Und - was macht diesen Geist aus?
Engels: Vorweg: Der lässt sich nicht an dieser Gemarker Kirche oder an irgendeiner Stelle festmachen. Deswegen machen wir mit unserer Ausstellung auch nicht die Kirche zu einer Wallfahrtsstätte. Der Geist von Barmen weht im Prinzip überall dort, wo eine lebendige Predigt, ein lebendiger Gottesdienst herrscht. Wo eine lebendige Gemeinde ist, die sich um das Wort Gottes jeden Sonntag neu versammelt und Orientierung sucht.
Also hat der historische Ort, die Gemarker Kirche, im Grunde keine Bedeutung?
Engels: So weit würde ich nicht gehen. Wir machen diese Ausstellung natürlich hier, weil die Kirche hier den historischen Anknüpfungspunkt hat, weil die Erklärung hier entstanden ist. Und natürlich ist auch hier der Geist von Barmen lebendig — in der Citykirchen-Arbeit, in der einzigartigen Nachbarschaft zur Bergischen Synagoge, in der Nagelkreuz-Gemeinschaft mit Coventry, die Zeichen der Versöhnung nach dem Zweiten Weltkrieg lebendig hält. Insofern ist die Gemarker Kirche ein weltweit historisch bedeutsamer Ort.
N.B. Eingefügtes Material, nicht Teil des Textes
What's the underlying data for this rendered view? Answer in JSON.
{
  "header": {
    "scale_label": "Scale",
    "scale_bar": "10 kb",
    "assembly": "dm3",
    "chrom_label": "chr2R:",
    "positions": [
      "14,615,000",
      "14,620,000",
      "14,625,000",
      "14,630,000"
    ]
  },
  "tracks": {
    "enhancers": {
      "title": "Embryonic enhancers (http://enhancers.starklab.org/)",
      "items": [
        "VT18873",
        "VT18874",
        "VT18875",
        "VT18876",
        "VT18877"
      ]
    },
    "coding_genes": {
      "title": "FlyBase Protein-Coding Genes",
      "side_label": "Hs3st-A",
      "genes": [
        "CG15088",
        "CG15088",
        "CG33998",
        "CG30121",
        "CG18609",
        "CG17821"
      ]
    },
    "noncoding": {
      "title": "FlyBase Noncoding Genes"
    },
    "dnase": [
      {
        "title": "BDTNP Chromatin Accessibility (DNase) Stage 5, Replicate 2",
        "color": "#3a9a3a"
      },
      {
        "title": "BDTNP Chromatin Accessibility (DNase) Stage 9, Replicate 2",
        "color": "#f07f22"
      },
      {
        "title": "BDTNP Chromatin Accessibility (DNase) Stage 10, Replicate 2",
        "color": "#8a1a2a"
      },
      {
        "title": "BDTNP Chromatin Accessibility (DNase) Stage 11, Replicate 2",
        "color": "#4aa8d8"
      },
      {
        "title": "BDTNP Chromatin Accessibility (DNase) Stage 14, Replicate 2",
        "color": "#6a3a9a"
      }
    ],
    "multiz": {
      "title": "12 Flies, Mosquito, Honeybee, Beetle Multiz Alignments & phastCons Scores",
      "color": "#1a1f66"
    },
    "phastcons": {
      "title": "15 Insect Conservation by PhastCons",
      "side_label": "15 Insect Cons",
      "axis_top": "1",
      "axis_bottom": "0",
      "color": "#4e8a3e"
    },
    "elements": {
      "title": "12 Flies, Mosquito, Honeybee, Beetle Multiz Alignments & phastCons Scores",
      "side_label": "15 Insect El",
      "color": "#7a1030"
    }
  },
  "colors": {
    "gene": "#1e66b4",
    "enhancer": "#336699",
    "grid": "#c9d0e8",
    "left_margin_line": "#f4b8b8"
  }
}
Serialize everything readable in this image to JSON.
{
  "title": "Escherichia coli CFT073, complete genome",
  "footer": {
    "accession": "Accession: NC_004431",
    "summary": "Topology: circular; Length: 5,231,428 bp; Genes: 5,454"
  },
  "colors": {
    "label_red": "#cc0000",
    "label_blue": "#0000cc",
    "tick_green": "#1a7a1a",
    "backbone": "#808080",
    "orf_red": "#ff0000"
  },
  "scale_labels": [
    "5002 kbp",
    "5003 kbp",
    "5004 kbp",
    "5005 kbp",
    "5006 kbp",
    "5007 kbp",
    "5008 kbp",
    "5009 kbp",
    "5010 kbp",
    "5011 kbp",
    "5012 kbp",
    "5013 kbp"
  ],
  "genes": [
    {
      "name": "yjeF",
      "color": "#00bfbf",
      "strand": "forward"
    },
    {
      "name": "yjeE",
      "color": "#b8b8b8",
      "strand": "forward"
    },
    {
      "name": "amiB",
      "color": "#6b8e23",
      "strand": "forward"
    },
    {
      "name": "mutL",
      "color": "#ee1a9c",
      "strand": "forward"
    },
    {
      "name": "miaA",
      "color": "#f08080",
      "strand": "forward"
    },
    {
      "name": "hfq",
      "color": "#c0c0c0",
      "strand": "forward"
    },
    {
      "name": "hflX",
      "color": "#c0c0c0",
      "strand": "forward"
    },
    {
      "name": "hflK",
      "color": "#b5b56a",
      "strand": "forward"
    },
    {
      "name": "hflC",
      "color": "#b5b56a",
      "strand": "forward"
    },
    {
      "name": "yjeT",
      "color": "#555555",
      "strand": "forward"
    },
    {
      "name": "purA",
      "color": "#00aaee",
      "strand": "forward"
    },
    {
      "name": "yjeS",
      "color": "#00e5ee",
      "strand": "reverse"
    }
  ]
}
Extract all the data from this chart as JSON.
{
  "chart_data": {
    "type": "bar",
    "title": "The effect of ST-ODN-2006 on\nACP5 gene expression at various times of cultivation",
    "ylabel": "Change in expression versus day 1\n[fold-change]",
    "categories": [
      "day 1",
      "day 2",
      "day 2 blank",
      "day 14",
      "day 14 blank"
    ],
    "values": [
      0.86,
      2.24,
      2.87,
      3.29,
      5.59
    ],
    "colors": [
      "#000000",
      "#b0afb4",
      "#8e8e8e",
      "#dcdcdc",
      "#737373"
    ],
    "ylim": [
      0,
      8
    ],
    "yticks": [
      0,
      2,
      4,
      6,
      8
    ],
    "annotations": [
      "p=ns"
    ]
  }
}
Die Ausstellung steht zugleich auch im Zeichen der kirchlichen Jubiläums-Dekade zu 500 Jahren Reformation bis 2017. Das Thema in diesem Jahr ist: Reformation und Politik.
Engels: Und so zeigt die Ausstellung, dass Reformation nicht nur im 16. Jahrhundert in Wittenberg und Eisleben, mit Luther, Calvin und Zwingli passiert ist. Nein: Reformation hat auch im 20. Jahrhundert stattgefunden, hier vor unserer Haustür. Die Teilnehmer der Barmer Bekenntnissynode haben das auch ganz klar so empfunden: Dass das, was die da besprechen und beschließen, ein reformatorischer Akt ist.
Um es nochmal auf einen Satz zu bringen: Was ist die zentrale Botschaft der Barmer Erklärung?
Engels: Schlicht und einfach: Dass die Kirche nichts anderes zu verkündigen hat als das Wort Gottes, das für uns in Jesus Christus lebendig geworden ist — und nichts und niemandem anders im Leben und Sterben zu gehorchen hat. Das und nichts anderes ist das Fundament, was die evangelische Kirche trägt.